Less a musician than a kind of gonzo multi-specialty clearinghouse, Mike Patton has ensured career stability by turning himself into a commodity, applying his madcap vocal rhythms and strange, oddball sensibility across a broad spectrum of outlets, including bands (roughly six of them), video game voiceovers, and film soundtracks. This kind of restlessness promises some level of inconsistency, and though his output is appropriately speckled with half-formed projects and creative dead ends, his eye is roving enough that even his semi-failures tend to prove interesting on a conceptual level.
Case in point is Mondo Cane, which has built up a kind of curious mystique after years of delays and scattered live performances. The conceit, Patton applying his specific oral tics to '50s and '60s Italian pop, is actually simpler and less interesting than it sounds. The juncture of these styles with Patton's—mid-century and laidback, and modern and frenetic—is also less significant than it could be, avoiding the intriguing ramifications of a clash of cultures, as Patton's signature style collides just as fiercely with today's popular music as it does with this slightly seasoned material.
Still, Mondo Cane stands as an interesting experiment, one whose yield is perhaps only slightly less fruitful than one might hope. Like most of Patton's pet projects, this one occurs entirely at the bequest of his own eccentric fascinations; his brand is solid and respected enough that he can get away with these kind of harebrained larks. But it's interesting to think what the result might have been if he had decided to reinterpret American music from this period, sinking his teeth into doo-wop or something by Dean Martin.

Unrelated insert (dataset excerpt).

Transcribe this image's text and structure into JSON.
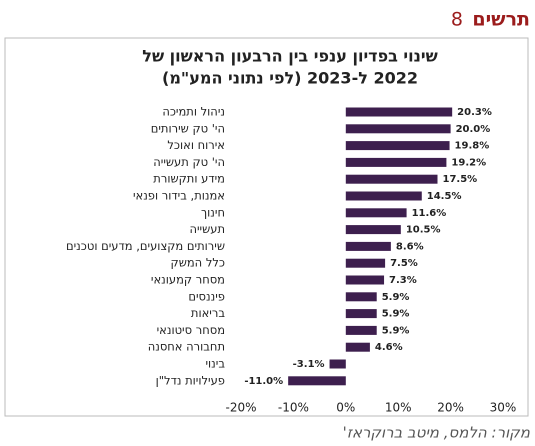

As it stands, the transformation these songs undergo will likely fall on deaf ears. American fans have little knowledge of this source material, and it's hard to imagine Italians being captivated by what Mondo Cane would seem to represent: a lunatic reassembling of their parents' music, their language gleefully shredded like tissue paper by the mouth of a crazed dog. Patton has spoken about his interest in revivifying and reinterpreting these songs, but here they sound mostly like Patton songs, affected by the same fascination with the quirks and power of his voice that colors most of his work.
Beyond rhyme and reason, the album remains pleasurable in a twisting, swirling fashion. Establishing a connection with 2005's Crime and Dissonance project, Patton casts Ennio Morricone as a strong stylistic forebear, applying a maximalist version of the composer's kinetic palettes and retrofitting them to more placid material. "Che Notte" establishes the breakneck irreverence that will be applied to these sources early on, turning Leo Chiosso's already jaunty ramble into a rolling cacophony of sirens and clipped funk horns. Patton and Italian prove to be a natural combination, and though his lunacy-tinged line readings grow stale over the span of an entire album, his sputtering embrace of the language's flowing consonance is exhilarating in places.

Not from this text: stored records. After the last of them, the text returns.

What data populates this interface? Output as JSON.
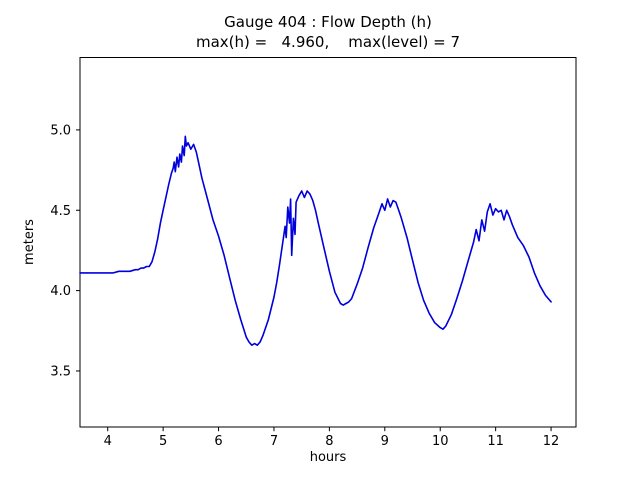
{
  "title": {
    "line1": "Gauge 404 : Flow Depth (h)",
    "line2": "max(h) =   4.960,    max(level) = 7"
  },
  "chart_data": {
    "type": "line",
    "title": "Gauge 404 : Flow Depth (h)",
    "subtitle": "max(h) =   4.960,    max(level) = 7",
    "xlabel": "hours",
    "ylabel": "meters",
    "line_color": "#0000dd",
    "axis_color": "#000000",
    "xlim": [
      3.5,
      12.45
    ],
    "ylim": [
      3.15,
      5.45
    ],
    "xticks": [
      4,
      5,
      6,
      7,
      8,
      9,
      10,
      11,
      12
    ],
    "xtick_labels": [
      "4",
      "5",
      "6",
      "7",
      "8",
      "9",
      "10",
      "11",
      "12"
    ],
    "yticks": [
      3.5,
      4.0,
      4.5,
      5.0
    ],
    "ytick_labels": [
      "3.5",
      "4.0",
      "4.5",
      "5.0"
    ],
    "max_h": 4.96,
    "max_level": 7,
    "x": [
      3.5,
      3.6,
      3.7,
      3.8,
      3.9,
      4.0,
      4.1,
      4.2,
      4.3,
      4.4,
      4.5,
      4.55,
      4.6,
      4.65,
      4.7,
      4.75,
      4.8,
      4.85,
      4.9,
      4.95,
      5.0,
      5.05,
      5.1,
      5.15,
      5.18,
      5.2,
      5.22,
      5.25,
      5.28,
      5.3,
      5.33,
      5.35,
      5.38,
      5.4,
      5.42,
      5.45,
      5.5,
      5.55,
      5.6,
      5.65,
      5.7,
      5.8,
      5.9,
      6.0,
      6.1,
      6.2,
      6.3,
      6.4,
      6.5,
      6.55,
      6.6,
      6.65,
      6.7,
      6.75,
      6.8,
      6.9,
      7.0,
      7.05,
      7.1,
      7.15,
      7.2,
      7.22,
      7.25,
      7.28,
      7.3,
      7.32,
      7.35,
      7.38,
      7.4,
      7.45,
      7.5,
      7.55,
      7.6,
      7.65,
      7.7,
      7.75,
      7.8,
      7.9,
      8.0,
      8.1,
      8.2,
      8.25,
      8.3,
      8.35,
      8.4,
      8.5,
      8.6,
      8.7,
      8.8,
      8.9,
      8.95,
      9.0,
      9.05,
      9.1,
      9.15,
      9.2,
      9.25,
      9.3,
      9.4,
      9.5,
      9.6,
      9.7,
      9.8,
      9.9,
      10.0,
      10.05,
      10.1,
      10.2,
      10.3,
      10.4,
      10.5,
      10.6,
      10.65,
      10.7,
      10.75,
      10.8,
      10.85,
      10.9,
      10.95,
      11.0,
      11.05,
      11.1,
      11.15,
      11.2,
      11.25,
      11.3,
      11.4,
      11.5,
      11.6,
      11.7,
      11.8,
      11.9,
      12.0
    ],
    "y": [
      4.11,
      4.11,
      4.11,
      4.11,
      4.11,
      4.11,
      4.11,
      4.12,
      4.12,
      4.12,
      4.13,
      4.13,
      4.14,
      4.14,
      4.15,
      4.15,
      4.18,
      4.24,
      4.32,
      4.42,
      4.5,
      4.58,
      4.66,
      4.73,
      4.76,
      4.8,
      4.74,
      4.83,
      4.77,
      4.85,
      4.8,
      4.9,
      4.84,
      4.96,
      4.9,
      4.92,
      4.88,
      4.91,
      4.86,
      4.78,
      4.7,
      4.57,
      4.44,
      4.34,
      4.22,
      4.08,
      3.94,
      3.82,
      3.71,
      3.68,
      3.66,
      3.67,
      3.66,
      3.68,
      3.72,
      3.82,
      3.96,
      4.05,
      4.16,
      4.28,
      4.4,
      4.33,
      4.52,
      4.42,
      4.57,
      4.22,
      4.45,
      4.35,
      4.55,
      4.59,
      4.62,
      4.58,
      4.62,
      4.6,
      4.56,
      4.5,
      4.42,
      4.27,
      4.12,
      3.99,
      3.92,
      3.91,
      3.92,
      3.93,
      3.95,
      4.04,
      4.14,
      4.27,
      4.39,
      4.49,
      4.54,
      4.5,
      4.57,
      4.52,
      4.56,
      4.55,
      4.5,
      4.45,
      4.33,
      4.19,
      4.05,
      3.94,
      3.86,
      3.8,
      3.77,
      3.76,
      3.78,
      3.85,
      3.95,
      4.06,
      4.18,
      4.3,
      4.38,
      4.31,
      4.44,
      4.37,
      4.49,
      4.54,
      4.47,
      4.51,
      4.49,
      4.5,
      4.44,
      4.5,
      4.46,
      4.41,
      4.33,
      4.28,
      4.21,
      4.11,
      4.03,
      3.97,
      3.93
    ]
  }
}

In the end, Mondo Cane stands as a kind of inspired jumble. It's hard to know whether more faithful interpretations like "Scalinatella," which does little more than apply an echo effect to a straightly delivered ballad, are serious or ironic renderings. As with most Patton projects, the whole thing passes with little clue as to exactly what's on his mind or what his intentions may have been. If that's not the mark of a great artist, at least it's that of one whose experiments aren't boring.